Algo se perdeu no Zhang Yimou de O Sorgo Vermelho, Amor e Sedução, Lanternas Vermelhas e A História de Qiu Ju. Não é que Flores do Oriente, que estreou nos cinemas na última sexta-feira, seja ruim. Pelo contrário, o filme mantém o interesse em boa parte. Sobretudo nos primeiros momentos, em que as meninas do convento e o personagem de Christian Bale atravessam a zona de conflito, em Nanquim, durante a invasão da China pelo Japão, em 1937, em sequência de arrepiar.

Logo me veio à mente a obra-prima do também chinês Chen Kaige, Adeus, Minha Concubina, com aquela câmera extremamente rapida e travellings velozes realçando a violência com que se capturavam os meninos para integrá-los à Ópera de Pequim. Não sem razão, Concubina, que aborda mais de 50 anos da história chinesa em quase três horas de projeção, tem um dos seus grandes momentos no período da invasão da China pelos japoneses, antes da Segunda Grande Guerra.
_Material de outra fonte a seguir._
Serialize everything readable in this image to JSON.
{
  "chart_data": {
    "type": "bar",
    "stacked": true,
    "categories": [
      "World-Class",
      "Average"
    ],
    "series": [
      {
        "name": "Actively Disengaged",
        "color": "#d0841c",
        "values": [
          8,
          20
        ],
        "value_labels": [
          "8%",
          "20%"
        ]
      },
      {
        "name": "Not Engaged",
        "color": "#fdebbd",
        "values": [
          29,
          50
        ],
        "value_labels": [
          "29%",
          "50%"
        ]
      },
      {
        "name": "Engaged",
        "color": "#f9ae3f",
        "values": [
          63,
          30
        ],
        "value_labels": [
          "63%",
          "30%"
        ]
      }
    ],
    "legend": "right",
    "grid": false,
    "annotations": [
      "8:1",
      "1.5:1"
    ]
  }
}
Mas o problema é que Yimou, em Flores do Oriente, exacerba o componente suntuoso de outros dos seus melhores filmes, como Herói e O Clã das Adagas Voadoras, para criar um painel de impacto visual que se esgota no sentido de espetaculosidade das coisas. Novamente, o sentimento feminino de determinação em uma história pintada do vermelho-sangue predominante em Zhang Yimou. Com a carga melodramática que vimos recentemente em outro filme do diretor chinês, A Árvore do Amor.

Entram em confluência naquela zona de conflito, inicialmente, o agente funerário alcoólatra norte-americano John Miller, interpretado por Bale, e as estudantes que, assim como ele, tentam se livrar das balas e explosões, como de gotas de chuva, e acorrem para o convento tido como único lugar seguro. Ali, o aventureiro vai tentar achacar um garoto que assumiu o lugar do padre morto. É quando chega ao convento o conhecido grupo de prostitutas do Rio Qin Huai, que, também em busca de proteção, involuntariamente, vai instaurar o conflito dentro do conflito com as alunas do convento.
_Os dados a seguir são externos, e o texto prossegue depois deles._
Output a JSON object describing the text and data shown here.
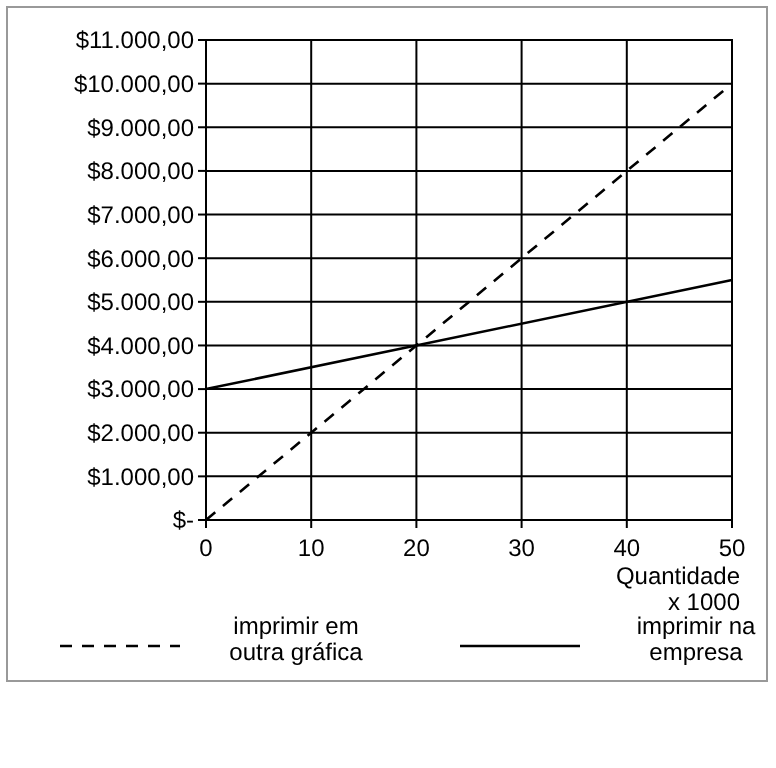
{
  "chart_data": {
    "type": "line",
    "xlabel": "Quantidade\nx 1000",
    "x": [
      0,
      50
    ],
    "xlim": [
      0,
      50
    ],
    "xticks": [
      0,
      10,
      20,
      30,
      40,
      50
    ],
    "ylim": [
      0,
      11000
    ],
    "yticks": [
      {
        "value": 0,
        "label": "$-"
      },
      {
        "value": 1000,
        "label": "$1.000,00"
      },
      {
        "value": 2000,
        "label": "$2.000,00"
      },
      {
        "value": 3000,
        "label": "$3.000,00"
      },
      {
        "value": 4000,
        "label": "$4.000,00"
      },
      {
        "value": 5000,
        "label": "$5.000,00"
      },
      {
        "value": 6000,
        "label": "$6.000,00"
      },
      {
        "value": 7000,
        "label": "$7.000,00"
      },
      {
        "value": 8000,
        "label": "$8.000,00"
      },
      {
        "value": 9000,
        "label": "$9.000,00"
      },
      {
        "value": 10000,
        "label": "$10.000,00"
      },
      {
        "value": 11000,
        "label": "$11.000,00"
      }
    ],
    "grid": true,
    "legend": "bottom",
    "marker": "none",
    "series": [
      {
        "name": "imprimir em outra gráfica",
        "color": "#000000",
        "line_style": "dashed",
        "values": [
          0,
          10000
        ]
      },
      {
        "name": "imprimir na empresa",
        "color": "#000000",
        "line_style": "solid",
        "values": [
          3000,
          5500
        ]
      }
    ]
  }
}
Desse mar de sublevação, descortina-se uma inversão de papeis em cadeia, lembrando o mestre japonês Akira Kurosawa, que levará o conflito interno a um desfecho quase edificante. Não faltam momentos de heroísmo nesse filme grandiloquente de Zhang Yimou. O mais comovente deles talvez seja o do soldado chinês que leva um garoto ferido, moribundo, ao convento, retornando à praça de guerra logo em seguida, em ação suicida, para aniquilar vários inimigos japoneses.

Mas é no que deveria ser o foco principal – os fatos que vão se desdobrar na resolução dos conflitos dentro do convento – que o filme de Yimou se perde e se deixa eclipsar pela exuberâcia e espetaculosidade. Talvez por causa de Christian Bale, um ator que já demonstrou bons recursos em filmes como O Vencedor, que não opera muito bem o milagre da transformação, ao se imbuir do necessário espírito humanista fazendo-se passar por padre para tentar conduzir as meninas à redenção.

Falta também uma Gong Li no elenco, a atriz sedutora, de presença trágica impressionante, dos primeiros momentos de Yimou, que lhe escapou das mãos. Mesmo assim, o diretor chinês consegue fazer de Flores do Oriente um filme para ser admirado em quase duas horas e meia de projeção.